Resolutions that work
New Year is upon us and the pressure is mounting. It is a time of year when we create huge amounts of anxiety by seeing our future as lying before us on January 1. In reality, your future continually lies in front of you and you can make decisions to change and rearrange your life on a moment by moment basis. Be that as it may, the pressure is on as the hiatus in work commitments brings a moment for reflection and the opportunity to make “resolutions†for the year ahead. We all know though, that by February resolutions can lie like discarded chip packets beside life’s highway. If you want to keep those New Year resolutions though, a new study has shown how you can do it.
Psychologists from Wake Forest University have found that committing to a specific plan to achieve a goal not only makes the goal more likely to be achieved but it gets it off your mind so you can think about other things.
The researchers made the point that only specific types of planning work. A plan that will help you achieve your resolutions will have certain characteristics. It will specify what your actions will be in specific situations and it will be under your control and not rely on external people and influences. Additionally, it will include specific opportunities for your goal to be realised and, perhaps most importantly, it will be something that you are motivated to achieve.
Most importantly though, you must be able to create a picture of yourself carrying out your resolution. You must be able to see it, to visualise it. Imagining something has a similar neural pattern in the brain to actually doing the thing, and so can help create the habits that will see you achieve your goal.
The other key aspect to all of this is having real and specific contingency plans.
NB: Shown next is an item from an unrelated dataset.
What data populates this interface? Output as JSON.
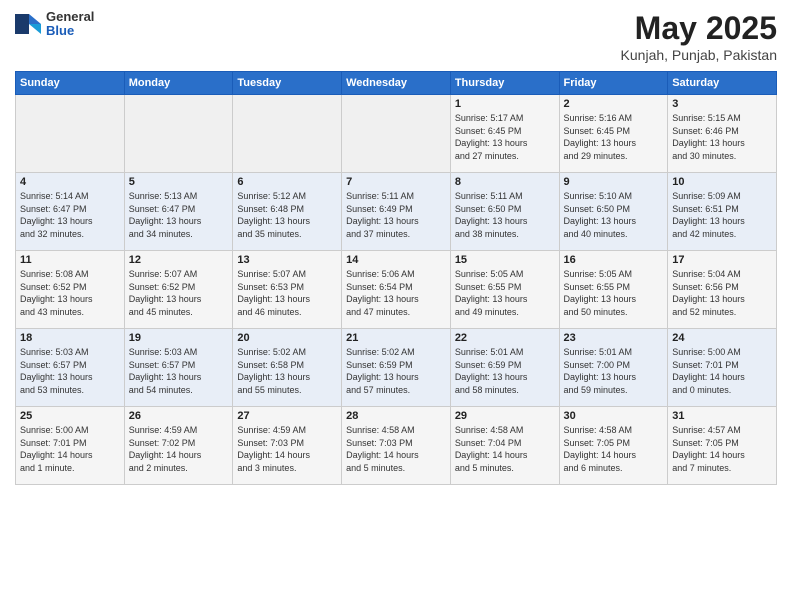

If you want to lose weight for instance, and you go to a fast food outlet, you should have in your plan to order a salad rather than a burger and chips.
Taking the time to make a detailed prediction of what you need to do to achieve your goal and to see yourself carrying out those activities will take you a long way toward actually achieving that goal. As mentioned, the other Beauty of this approach is that by making the plan in detail you have done what you need to do to achieve your aim right at the start and programmed your mind to make it happen. Paradoxically, it is this detailed planning that frees you up to do other things and to enjoy the moment to moment experience of life.
So make your plans, see them being fulfilled, gather your rosebuds, and have a wonderful life.